By Ray Hill

Congressman Clifford Davis was the last vestige of the old Crump machine still holding federal office in 1963. Davis had been in Congress since 1940 when he had won a special election to succeed Walter Chandler who had become mayor of Memphis. Davis was sixty-six years old and was slowing down and the one thing that no man can halt is time moving on. Times were changing and with them, there was a political realignment beginning in Shelby County.

The master of the Memphis machine, Edward Hull Crump, had died on October 16, 1954. Crump had apparently thought seriously about replacing Cliff Davis in Congress but had changed his mind after the congressman had been one of several House members seriously wounded on the House floor when a group of Puerto Rican nationalists had opened fire from the galleries. The resulting wave of sympathy had inoculated Cliff Davis from a political challenge.

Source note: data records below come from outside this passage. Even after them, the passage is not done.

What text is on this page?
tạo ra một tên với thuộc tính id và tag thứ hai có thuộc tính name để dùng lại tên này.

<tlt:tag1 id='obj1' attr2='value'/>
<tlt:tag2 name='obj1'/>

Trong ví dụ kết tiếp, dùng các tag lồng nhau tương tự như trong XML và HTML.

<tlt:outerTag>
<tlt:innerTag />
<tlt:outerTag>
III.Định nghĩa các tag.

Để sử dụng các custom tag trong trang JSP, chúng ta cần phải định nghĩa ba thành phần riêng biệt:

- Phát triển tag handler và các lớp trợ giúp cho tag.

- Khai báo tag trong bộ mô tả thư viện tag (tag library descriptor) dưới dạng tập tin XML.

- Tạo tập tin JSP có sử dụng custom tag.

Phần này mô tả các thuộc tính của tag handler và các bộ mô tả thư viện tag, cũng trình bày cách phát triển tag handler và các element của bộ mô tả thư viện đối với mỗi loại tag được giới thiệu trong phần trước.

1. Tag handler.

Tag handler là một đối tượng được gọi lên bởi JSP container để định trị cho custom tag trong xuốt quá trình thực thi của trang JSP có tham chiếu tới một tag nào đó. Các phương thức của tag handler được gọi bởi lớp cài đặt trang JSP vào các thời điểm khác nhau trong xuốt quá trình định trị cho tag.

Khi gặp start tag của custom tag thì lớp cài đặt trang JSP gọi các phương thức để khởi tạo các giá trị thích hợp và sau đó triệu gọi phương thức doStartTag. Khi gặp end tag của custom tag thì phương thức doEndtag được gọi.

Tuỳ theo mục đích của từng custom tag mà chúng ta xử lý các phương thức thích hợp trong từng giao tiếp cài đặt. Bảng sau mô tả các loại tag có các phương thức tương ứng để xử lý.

Members of Congress usually have deep roots in the district they represent; certainly that is usually true in the county they call home. Although less true today than it was fifty years ago, Clifford Davis was solidly entrenched inside Tennessee’s Ninth Congressional District. One example will suffice to demonstrate Davis’ length and breadth of service to the people he represented. In 1964, highly respected Memphis attorney Edward W. Kuhn was elected president of the American Bar Association for the term beginning in 1965. Like so many Americans of his era, Ed Kuhn had worked hard to receive his education, earning a law degree from the University of Michigan at Ann Arbor in the depths of the Great Depression in 1933. To support himself, Kuhn had worked at a local funeral home during nights and had waited tables at the university hospital for his meals. For two summers, Ed Kuhn had been employed as a fireman by Clifford Davis, who had been the Fire & Police Commissioner for Memphis.

The voting habits of Tennesseans were ever so slowly changing; still, while the change was slow, it was inexorable. Tennessee had voted for Dwight D. Eisenhower for the presidency twice, in 1952 and 1956, albeit only narrowly. Eisenhower won 65,170 votes in Shelby County in 1952 when the Crump machine was still able to hold the line for Democratic presidential nominee Adlai Stevenson who won 71,779 ballots. By 1956, Crump was dead and the old machine had begun to disintegrate. Dwight Eisenhower narrowly managed to carry Shelby County in the general election. So, too, did Richard Nixon squeak to victory inside Shelby County in 1960. As more people settled into the Shelby County suburbs, so did the rising tide of Republicanism.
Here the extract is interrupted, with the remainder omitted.